Of course, if you focus on one specific thing out of those 10,000, it will almost definitely happen. But something (i.e. at least one of the 10,000) is indeed likely to go wrong. It's like the difference between you winning the lottery and someone winning the lottery: you can't be surprised that something wild happens, because plenty of wild things happen every day. We just only pay attention to the small subset of things that we care about.

In summary, these two statements can be true:

  1. The future is probabilistic. Something with low odds of occurring can still occur, and we have to recognize that the improbable outcome wasn't inevitable. The number of "alternative" outcomes is much greater than the one actual outcome, but the alternative outcomes disappear from our minds as soon as they don't happen. The "86% percent" of alternate universes in which Trump wasn't our president don't feel real to us, but those 86% certainly felt real in 2015.

  2. The context of the world moments before something happens is still the context when an event takes place. The challenges in America in 2016 existed the day before Trump was elected, and they existed the day after as well. It was a mistake to view them as inevitable predictors of the election, and it would have been an equal mistake to ignore the challenges if a few swing states had gone Hillary's way.

A mistake is a mistake, even if it was an unlikely accident. Conspiracies rarely lie underneath. Speaking of...

Is the NFL Rigged?

We readily accept a world based on odds when we flip a coin, but in the context of a football game, like an election, we instead choose a world of storylines.

regression and flipping coins

A kicker somehow hits two poles and misses the field goal, and he's a choke-artist. If the ball deflects two centimeters differently, he'd be a hero. Those distinctions are black-and-white, but should something that was decided by 2 centimeters be so black-and-white?

Last Sunday, the referee and his fellow officials had a bad game in Kansas City. They missed some calls, and a few were egregious (e.g. giving the Chiefs an extra play because the officials mistakenly ran the clock on the play before, then realized it too late). But does that mean the NFL asked the officials to favor golden-boy Patrick Mahomes in their calls?

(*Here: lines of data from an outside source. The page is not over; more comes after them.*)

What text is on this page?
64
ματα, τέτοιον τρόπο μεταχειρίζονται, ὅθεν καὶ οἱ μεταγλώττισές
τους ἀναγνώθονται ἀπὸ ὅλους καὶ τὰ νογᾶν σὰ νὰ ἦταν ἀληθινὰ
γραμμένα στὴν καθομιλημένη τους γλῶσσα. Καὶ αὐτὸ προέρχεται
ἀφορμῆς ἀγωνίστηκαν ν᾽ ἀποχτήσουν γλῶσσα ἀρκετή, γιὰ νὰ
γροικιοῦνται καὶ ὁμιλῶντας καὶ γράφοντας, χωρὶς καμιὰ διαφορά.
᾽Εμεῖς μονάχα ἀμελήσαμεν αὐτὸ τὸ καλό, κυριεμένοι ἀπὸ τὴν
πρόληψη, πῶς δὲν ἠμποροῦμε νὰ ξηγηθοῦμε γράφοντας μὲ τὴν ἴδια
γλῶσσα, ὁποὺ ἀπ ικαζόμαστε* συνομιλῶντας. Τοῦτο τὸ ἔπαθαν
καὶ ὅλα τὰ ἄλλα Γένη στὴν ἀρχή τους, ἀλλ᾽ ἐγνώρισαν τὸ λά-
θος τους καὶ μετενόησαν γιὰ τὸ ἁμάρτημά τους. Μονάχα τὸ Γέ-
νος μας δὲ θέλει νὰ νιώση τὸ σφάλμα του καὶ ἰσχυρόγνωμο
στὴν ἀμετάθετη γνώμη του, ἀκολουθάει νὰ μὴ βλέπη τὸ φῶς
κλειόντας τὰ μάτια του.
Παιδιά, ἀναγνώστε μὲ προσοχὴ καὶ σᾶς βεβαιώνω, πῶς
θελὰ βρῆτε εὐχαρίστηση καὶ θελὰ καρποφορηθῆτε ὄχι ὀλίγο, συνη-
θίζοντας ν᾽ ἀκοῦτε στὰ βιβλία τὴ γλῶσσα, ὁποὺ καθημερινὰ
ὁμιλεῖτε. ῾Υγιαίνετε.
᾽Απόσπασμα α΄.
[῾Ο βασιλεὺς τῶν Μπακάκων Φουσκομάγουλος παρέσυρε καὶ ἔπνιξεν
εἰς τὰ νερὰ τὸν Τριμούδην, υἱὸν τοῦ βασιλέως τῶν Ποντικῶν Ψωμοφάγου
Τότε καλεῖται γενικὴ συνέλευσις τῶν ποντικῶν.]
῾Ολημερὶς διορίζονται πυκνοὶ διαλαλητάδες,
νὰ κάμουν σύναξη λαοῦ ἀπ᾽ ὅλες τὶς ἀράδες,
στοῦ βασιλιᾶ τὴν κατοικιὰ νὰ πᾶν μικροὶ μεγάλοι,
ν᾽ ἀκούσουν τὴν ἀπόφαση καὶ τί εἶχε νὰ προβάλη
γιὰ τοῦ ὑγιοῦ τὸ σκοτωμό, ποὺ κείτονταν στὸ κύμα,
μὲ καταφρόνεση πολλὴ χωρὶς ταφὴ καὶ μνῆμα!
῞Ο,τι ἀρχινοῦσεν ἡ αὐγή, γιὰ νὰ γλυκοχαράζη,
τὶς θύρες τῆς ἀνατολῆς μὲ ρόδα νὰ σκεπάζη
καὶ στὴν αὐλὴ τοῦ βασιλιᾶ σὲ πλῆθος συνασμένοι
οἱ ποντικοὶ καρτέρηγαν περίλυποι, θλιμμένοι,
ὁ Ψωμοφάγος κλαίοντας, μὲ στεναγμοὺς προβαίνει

Let’s say that one of the questionable calls was 75/25 in favor of going the Bengals’ way. The refs missed the call. It happens again, another 75/25 call that goes the Chiefs "25%" way.

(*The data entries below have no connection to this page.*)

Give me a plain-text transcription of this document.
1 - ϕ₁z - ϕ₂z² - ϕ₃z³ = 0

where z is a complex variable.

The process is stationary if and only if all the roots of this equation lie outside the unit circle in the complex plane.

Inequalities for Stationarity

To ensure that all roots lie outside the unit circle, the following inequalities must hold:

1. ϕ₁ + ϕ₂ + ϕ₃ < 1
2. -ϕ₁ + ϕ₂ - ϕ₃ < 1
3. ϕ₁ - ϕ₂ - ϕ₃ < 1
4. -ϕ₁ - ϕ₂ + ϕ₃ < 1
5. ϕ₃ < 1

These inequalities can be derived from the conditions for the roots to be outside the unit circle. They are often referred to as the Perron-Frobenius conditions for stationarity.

And then... it happens a third time! A call that normally goes one way instead goes in favor of the Chiefs, and it happened on three straight plays. (The bad calls in the actual game were not consecutive, to be clear.)

The Bengals are on the wrong side of three straight 75/25 calls. That's impossible. What can this mean?

Each one of those calls were bad. Like most NFL fans, I'm tired of the Chiefs mini-dynasty, so the instinct is to call for the firing of the entire officiating crew, bring in an independent FBI investigation, and expose the NFL as the WWE once and for all.

But missing three straight 75/25 odds has identical odds (1/64) as flipping heads 6 times in a row. And if you wanted to flip coins for a couple hours, 6 straight heads would almost definitely happen.

The refs did a terrible job, but that sequence of calls had more than a 1% chance of happening. It's still a bad outcome, but it's only a bad outcome because refs usually get it right. By definition, if it was a fluke, we didn't expect it to happen. Something that unexpected is clearly a low-chance event—it just happened at a bad time with so many people watching, which, like a presidential election, makes us rush to narratives and convenient explanations.

We either have to accept that—because of probability—football officials will sometimes look incredibly incompetent, or delude ourselves with conspiracies. After we make that choice, we can apply that worldview everywhere else in life.

Super Bowl lock of the week

Anyway, I encourage you to bet heads on the Super Bowl pre-game coin toss. I allow myself to make one NFL bet per year and always bet $50 on tails, so I need some smart money to take the other side of the bet and drive up my odds. Thank you.